One of the big hitters and keystones in the push of specialty coffee, Klatch Coffee has a long deserved reputation as sourcing and roasting great coffee. Combine that reputation and track record with one of the two most recognizable names in coffee farming, and you're bound to have a good combo. You generally here of coffees from different regions, even specific towns or specific washing stations, but when it comes to household names of specific farmers, one of the two that is immediate announced is Wiford Lamastus.
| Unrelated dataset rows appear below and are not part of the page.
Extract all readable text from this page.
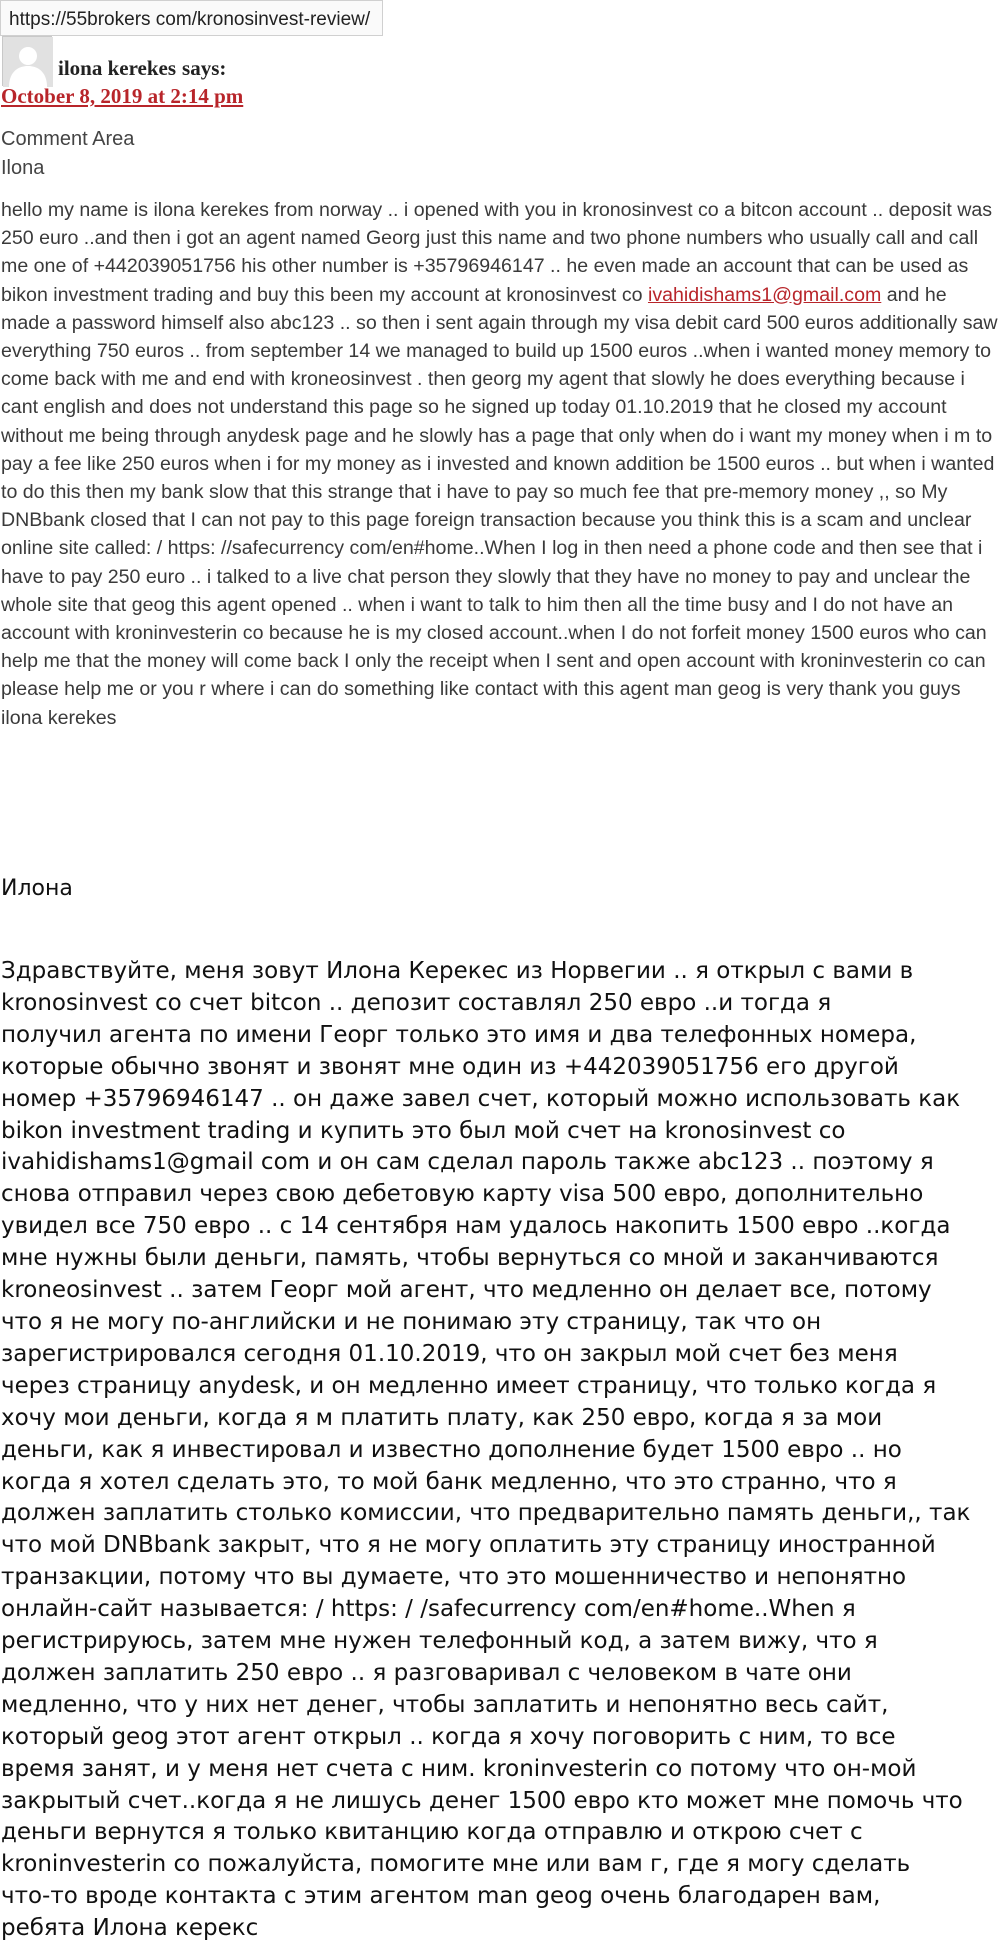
https://55brokers com/kronosinvest-review/
ilona kerekes says:
October 8, 2019 at 2:14 pm
Comment Area
Ilona
hello my name is ilona kerekes from norway .. i opened with you in kronosinvest co a bitcon account .. deposit was 250 euro ..and then i got an agent named Georg just this name and two phone numbers who usually call and call me one of +442039051756 his other number is +35796946147 .. he even made an account that can be used as bikon investment trading and buy this been my account at kronosinvest co ivahidishams1@gmail.com and he made a password himself also abc123 .. so then i sent again through my visa debit card 500 euros additionally saw everything 750 euros .. from september 14 we managed to build up 1500 euros ..when i wanted money memory to come back with me and end with kroneosinvest . then georg my agent that slowly he does everything because i cant english and does not understand this page so he signed up today 01.10.2019 that he closed my account without me being through anydesk page and he slowly has a page that only when do i want my money when i m to pay a fee like 250 euros when i for my money as i invested and known addition be 1500 euros .. but when i wanted to do this then my bank slow that this strange that i have to pay so much fee that pre-memory money ,, so My DNBbank closed that I can not pay to this page foreign transaction because you think this is a scam and unclear online site called: / https: //safecurrency com/en#home..When I log in then need a phone code and then see that i have to pay 250 euro .. i talked to a live chat person they slowly that they have no money to pay and unclear the whole site that geog this agent opened .. when i want to talk to him then all the time busy and I do not have an account with kroninvesterin co because he is my closed account..when I do not forfeit money 1500 euros who can help me that the money will come back I only the receipt when I sent and open account with kroninvesterin co can please help me or you r where i can do something like contact with this agent man geog is very thank you guys ilona kerekes
Илона
Здравствуйте, меня зовут Илона Керекес из Норвегии .. я открыл с вами в
kronosinvest co счет bitcon .. депозит составлял 250 евро ..и тогда я
получил агента по имени Георг только это имя и два телефонных номера,
которые обычно звонят и звонят мне один из +442039051756 его другой
номер +35796946147 .. он даже завел счет, который можно использовать как
bikon investment trading и купить это был мой счет на kronosinvest co
ivahidishams1@gmail com и он сам сделал пароль также abc123 .. поэтому я
снова отправил через свою дебетовую карту visa 500 евро, дополнительно
увидел все 750 евро .. с 14 сентября нам удалось накопить 1500 евро ..когда
мне нужны были деньги, память, чтобы вернуться со мной и заканчиваются
kroneosinvest .. затем Георг мой агент, что медленно он делает все, потому
что я не могу по-английски и не понимаю эту страницу, так что он
зарегистрировался сегодня 01.10.2019, что он закрыл мой счет без меня
через страницу anydesk, и он медленно имеет страницу, что только когда я
хочу мои деньги, когда я м платить плату, как 250 евро, когда я за мои
деньги, как я инвестировал и известно дополнение будет 1500 евро .. но
когда я хотел сделать это, то мой банк медленно, что это странно, что я
должен заплатить столько комиссии, что предварительно память деньги,, так
что мой DNBbank закрыт, что я не могу оплатить эту страницу иностранной
транзакции, потому что вы думаете, что это мошенничество и непонятно
онлайн-сайт называется: / https: / /safecurrency com/en#home..When я
регистрируюсь, затем мне нужен телефонный код, а затем вижу, что я
должен заплатить 250 евро .. я разговаривал с человеком в чате они
медленно, что у них нет денег, чтобы заплатить и непонятно весь сайт,
который geog этот агент открыл .. когда я хочу поговорить с ним, то все
время занят, и у меня нет счета с ним. kroninvesterin co потому что он-мой
закрытый счет..когда я не лишусь денег 1500 евро кто может мне помочь что
деньги вернутся я только квитанцию когда отправлю и открою счет с
kroninvesterin co пожалуйста, помогите мне или вам г, где я могу сделать
что-то вроде контакта с этим агентом man geog очень благодарен вам,
ребята Илона керекс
Wilford is a farmer and producer in Panama producing the Elida family of coffees, typically found as Elida Natural, Honey, or Washed. His coffees are always highly regarded and well rated as being some of the best. In this blend, Klatch uses the Natural and Honey processed versions of this highly regarded coffee from this highly regarded producer to create a top-tier blend. The top of the tier if you will, this coffee just won "America's Best Espresso" at CoffeeFest in this year.
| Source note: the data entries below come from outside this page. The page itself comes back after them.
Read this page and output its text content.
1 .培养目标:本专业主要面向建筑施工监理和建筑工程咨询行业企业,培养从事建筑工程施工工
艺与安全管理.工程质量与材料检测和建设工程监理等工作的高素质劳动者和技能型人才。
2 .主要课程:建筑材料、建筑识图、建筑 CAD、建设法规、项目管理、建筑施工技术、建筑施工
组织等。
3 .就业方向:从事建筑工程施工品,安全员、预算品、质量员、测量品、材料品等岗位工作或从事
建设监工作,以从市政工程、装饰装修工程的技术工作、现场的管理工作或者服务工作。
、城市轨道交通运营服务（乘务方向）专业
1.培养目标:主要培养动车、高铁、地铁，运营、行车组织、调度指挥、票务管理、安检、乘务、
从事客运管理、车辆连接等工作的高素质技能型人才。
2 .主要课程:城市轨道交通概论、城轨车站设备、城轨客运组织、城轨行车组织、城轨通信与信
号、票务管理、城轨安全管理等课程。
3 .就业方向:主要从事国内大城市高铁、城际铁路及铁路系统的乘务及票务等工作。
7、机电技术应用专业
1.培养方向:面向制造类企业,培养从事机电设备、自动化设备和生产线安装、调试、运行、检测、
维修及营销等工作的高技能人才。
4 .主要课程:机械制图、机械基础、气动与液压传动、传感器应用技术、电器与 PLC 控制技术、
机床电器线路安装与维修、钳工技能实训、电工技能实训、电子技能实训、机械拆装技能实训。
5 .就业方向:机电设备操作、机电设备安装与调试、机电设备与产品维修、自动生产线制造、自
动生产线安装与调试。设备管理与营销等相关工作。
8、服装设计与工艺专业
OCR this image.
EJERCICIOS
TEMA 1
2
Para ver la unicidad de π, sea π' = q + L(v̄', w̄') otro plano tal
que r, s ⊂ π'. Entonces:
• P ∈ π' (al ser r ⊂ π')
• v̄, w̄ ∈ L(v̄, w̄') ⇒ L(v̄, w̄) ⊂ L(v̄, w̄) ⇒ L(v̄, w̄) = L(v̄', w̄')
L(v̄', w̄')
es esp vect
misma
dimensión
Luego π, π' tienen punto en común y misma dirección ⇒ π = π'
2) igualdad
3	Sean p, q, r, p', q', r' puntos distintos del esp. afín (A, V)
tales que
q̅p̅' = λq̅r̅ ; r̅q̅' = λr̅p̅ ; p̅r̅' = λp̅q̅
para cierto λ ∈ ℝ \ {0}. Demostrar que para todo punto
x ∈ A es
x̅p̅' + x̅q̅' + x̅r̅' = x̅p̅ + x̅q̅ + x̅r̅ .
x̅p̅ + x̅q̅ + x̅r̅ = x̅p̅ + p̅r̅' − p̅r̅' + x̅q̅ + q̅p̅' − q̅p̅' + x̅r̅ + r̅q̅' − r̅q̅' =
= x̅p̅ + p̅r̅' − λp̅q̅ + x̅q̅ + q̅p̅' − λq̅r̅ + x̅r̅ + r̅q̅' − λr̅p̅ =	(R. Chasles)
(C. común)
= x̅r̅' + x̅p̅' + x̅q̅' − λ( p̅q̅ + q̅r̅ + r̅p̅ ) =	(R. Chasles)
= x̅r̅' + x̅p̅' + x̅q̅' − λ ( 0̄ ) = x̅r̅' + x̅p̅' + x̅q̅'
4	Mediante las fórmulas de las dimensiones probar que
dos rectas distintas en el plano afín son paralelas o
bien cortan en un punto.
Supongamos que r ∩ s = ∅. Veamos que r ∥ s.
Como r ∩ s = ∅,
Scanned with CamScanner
With notes of berry, a caramel-chocolate body and a bright stone-fruit finish, the coffee is not overly complex, but just really good. In the case of the first time using this coffee it was made really good as I was also using a KafaTek Monolith Flat and pulling shots on a single group Slayer. This combo is also a top-tier or top of the tier equipment, and it did not disappoint.
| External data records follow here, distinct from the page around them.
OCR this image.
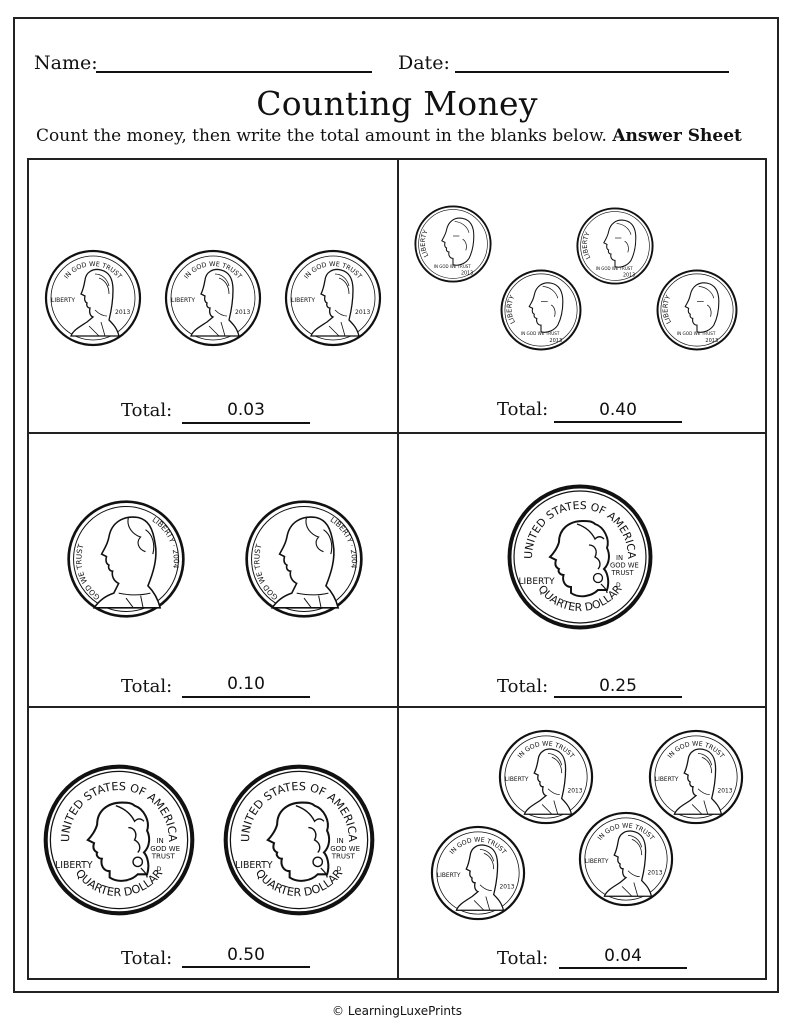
Name:	Date:
Counting Money
Count the money, then write the total amount in the blanks below. Answer Sheet
Total:	0.03	Total:	0.40
Total:	0.10	Total:	0.25
Total:	0.50	Total:	0.04
© LearningLuxePrints
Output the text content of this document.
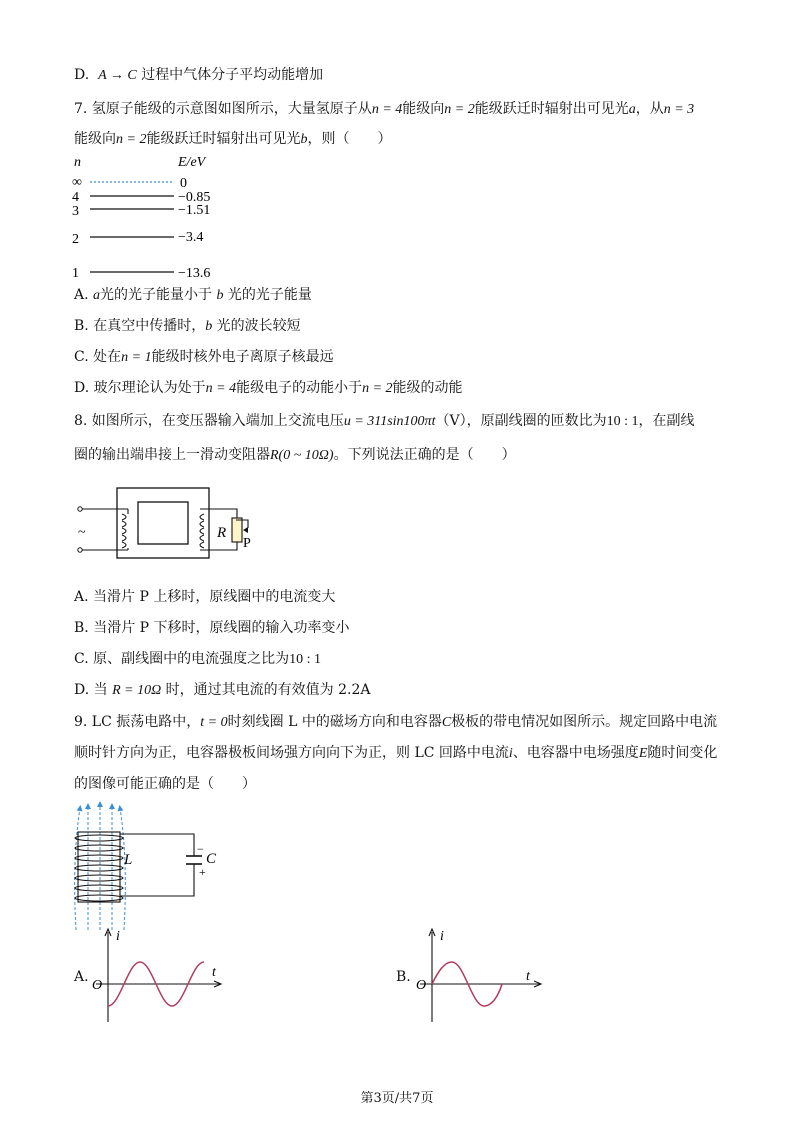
D. A → C 过程中气体分子平均动能增加
7. 氢原子能级的示意图如图所示，大量氢原子从n = 4能级向n = 2能级跃迁时辐射出可见光a，从n = 3
能级向n = 2能级跃迁时辐射出可见光b，则（　　）
n	E/eV
∞	0
4	−0.85
3	−1.51
2	−3.4
1	−13.6
A. a光的光子能量小于 b 光的光子能量
B. 在真空中传播时，b 光的波长较短
C. 处在n = 1能级时核外电子离原子核最远
D. 玻尔理论认为处于n = 4能级电子的动能小于n = 2能级的动能
8. 如图所示，在变压器输入端加上交流电压u = 311sin100πt（V），原副线圈的匝数比为10 : 1，在副线
圈的输出端串接上一滑动变阻器R(0 ~ 10Ω)。下列说法正确的是（　　）
~	R
P
A. 当滑片 P 上移时，原线圈中的电流变大
B. 当滑片 P 下移时，原线圈的输入功率变小
C. 原、副线圈中的电流强度之比为10 : 1
D. 当 R = 10Ω 时，通过其电流的有效值为 2.2A
9. LC 振荡电路中，t = 0时刻线圈 L 中的磁场方向和电容器C极板的带电情况如图所示。规定回路中电流
顺时针方向为正，电容器极板间场强方向向下为正，则 LC 回路中电流i、电容器中电场强度E随时间变化
的图像可能正确的是（　　）
L
−
C
+
A.
i
t
O
B.
i
t
O
第3页/共7页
It was hard not to have high expectations of the coffee given it's reputation and just by opening the bag to some amazing aromas. Pulling this coffee as a true Slayer style shot:
- 18 grams in 18g VST basket
- Long slow pre-brew of 20 seconds
- 5-10 second slow ramp up to full pressure
- 20 seconds at full brew pressure (about 9 bar)
- 10 seconds declining brew pressure
- 50 second full brew time at 200*F
- Approximately 34-36 grams out.
The coffee was dense, layered, creamy, sweet, and just about perfect in terms of what you could want from an espresso. Fellow Home-Barista and owner of the pictured Monolith Flat, Pete, said it might have been one of the best shots he'd had all year, I would not disagree.
Back on the home court, I'm finding the coffee to bias the caramel and chocolate notes a bit more, perhaps of product of using a conical burr grinder, rather than a flat. Pulling the coffee a little cooler than 200*, around 27 seconds, as a ristretto seemed to bring out a bit more berry notes in the aroma in particular. The molasses/cocoa powder kind of dry like sweetness is still the predominant flavor, and in a pleasant sense.
The coffee is pairing well in milk as well with a creamy cocoa flavor with a hint of berry sweetness. Not necessarily an out of the ordinary cappuccino, but a good one indeed.
I'm a little more than halfway through this bag and it's proven to be pretty tolerant of most recipes and easy to work with, though it absolutely sung on the Slayer paired with the big flat burr Monolith. $21.95 for a 12 ounce bag or I bought it as part of a duo with their Golden Bean Espresso for $39.95, and then I added on their World's Best Espresso for $13.95 as well, so keep your eyes peeled in the coming weeks as I'm diving deep into three different and very promising espresso blends.